For more elaborate composition, however, you might want to catch the Kevin Figes Sextet at the Fringe, also on Wednesday. Sitting half-way between the alto saxophonist’s regular quartet and occasional octet, the band includes Emily Wright’s vocals, tenor sax courtesy of Nick Dover, and should be a good showcase for Kevin’s ever-developing musical ideas. And, for the last of that evening’s treats, you can catch Sophie Stockham’s contemporary quintet Sefrial at Canteen. Having started out exploring the likes of John Zorn, the band now have developed a broad repertoire of original music in a distinctive style of jazz rock.
For the main course you have to wait till Friday 10, when trumpet fans will face an agonising choice between seminal Norwegian electro-ambient pioneer Arve Henriksen (St George’s) and The Bebop Club’s trio of superb local horn-blowers, aka The Three Trumpets. Like his fellow-countryman Jan Garbarek, Arve has developed a collaboration with a classical vocal group, in this case the Oslo-based polyphonic Trio Mediaeval. Their joint music combines traditional folk and early music singing with Henriksen’s distinctive quasi-flute sound and electronic processing. The Bebop’s threesome of Andy Hague, Jonny Bruce and Nick Malcolm, however, represents the great tradition of players like Freddie Hubbard and Woody Shaw, and, given the splendid talents and diverse style of the players, it should be very entertaining indeed.
And meanwhile, or, rather, later that same evening, eagle-eyed Bristol jazz fans might spot a couple of familiar faces at Canteen when Native Dancer (pictured at top of page) launch into their ultra-cool nu-soul & jazz fusion. Fronted by the captivating vocals of Frida Touray, the five-piece band also includes two sometime-local boys: pianist Sam Crowe (who put the project together) and saxophonist Josh Arcoleo, both very much part of the London and national scene these days.
There’s some hard-core leftfieldism at The Cube (Thursday 9) when the brilliantly original Geordie trio Taupe headline a triple bill that also includes duelling post-prog guitar outfit The Brackish, and Jake McMurchie’s electronic ambient trio Michelson Morley. It’s hard to catch the unpredictable and eclectic spirit of Taupe in a few words, but suffice it to say they figure on Radio 3’s Late Junction quite regularly. Predicting the music at Future Inns on the same night is more straightforward, as they are hosting The Royals: singer Emily Wright’s popular tribute to the classic swing songbook of the 40s and 50s.

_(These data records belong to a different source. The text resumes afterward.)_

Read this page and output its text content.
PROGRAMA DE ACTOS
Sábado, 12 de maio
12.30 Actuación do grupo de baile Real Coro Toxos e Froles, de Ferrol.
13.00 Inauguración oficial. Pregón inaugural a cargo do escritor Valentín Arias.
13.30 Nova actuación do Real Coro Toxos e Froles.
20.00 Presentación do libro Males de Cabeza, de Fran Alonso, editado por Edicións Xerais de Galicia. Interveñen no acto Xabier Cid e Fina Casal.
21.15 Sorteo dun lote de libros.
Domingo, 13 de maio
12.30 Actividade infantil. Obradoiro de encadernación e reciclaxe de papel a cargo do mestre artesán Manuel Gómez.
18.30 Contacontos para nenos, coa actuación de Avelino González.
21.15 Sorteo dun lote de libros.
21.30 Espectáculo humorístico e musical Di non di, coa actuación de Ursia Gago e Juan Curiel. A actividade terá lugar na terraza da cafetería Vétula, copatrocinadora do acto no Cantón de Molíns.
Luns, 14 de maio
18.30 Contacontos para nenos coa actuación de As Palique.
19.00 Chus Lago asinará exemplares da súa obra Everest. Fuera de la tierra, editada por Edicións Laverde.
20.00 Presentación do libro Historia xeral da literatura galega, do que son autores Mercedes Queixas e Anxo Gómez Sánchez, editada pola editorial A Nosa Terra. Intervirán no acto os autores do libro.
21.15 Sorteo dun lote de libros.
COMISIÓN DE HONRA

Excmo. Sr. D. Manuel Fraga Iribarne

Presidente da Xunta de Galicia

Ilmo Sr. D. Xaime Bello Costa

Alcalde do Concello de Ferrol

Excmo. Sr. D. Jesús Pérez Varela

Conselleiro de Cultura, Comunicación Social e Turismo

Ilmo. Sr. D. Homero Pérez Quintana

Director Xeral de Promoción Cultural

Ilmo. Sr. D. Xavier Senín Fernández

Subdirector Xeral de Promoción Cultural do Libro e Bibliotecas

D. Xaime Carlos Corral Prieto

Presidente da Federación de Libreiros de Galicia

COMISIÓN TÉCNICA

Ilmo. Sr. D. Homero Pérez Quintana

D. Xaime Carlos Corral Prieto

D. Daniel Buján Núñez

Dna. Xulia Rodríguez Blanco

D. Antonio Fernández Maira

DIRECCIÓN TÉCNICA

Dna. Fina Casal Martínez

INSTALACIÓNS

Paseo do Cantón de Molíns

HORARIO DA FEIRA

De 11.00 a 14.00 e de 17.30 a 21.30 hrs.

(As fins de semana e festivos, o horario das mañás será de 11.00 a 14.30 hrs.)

And finally, for dessert, there’s a couple of fairly unknown quantities to select from on Sunday 12, when newly-formed jazz and funk outfit Snazzback feature at the Alma Tavern, and French alto saxophonist Cyril Boureau brings his quartet to The Old Fish Market. Snazzback includes sparky percussion veteran Myke Vince alongside newer generation players like saxophonist Thomas Sefia, which promises some pretty groove-driven playing, while the more lyrical Cyril’s contemporary compositions have a classically ‘jazzy’ feel to them.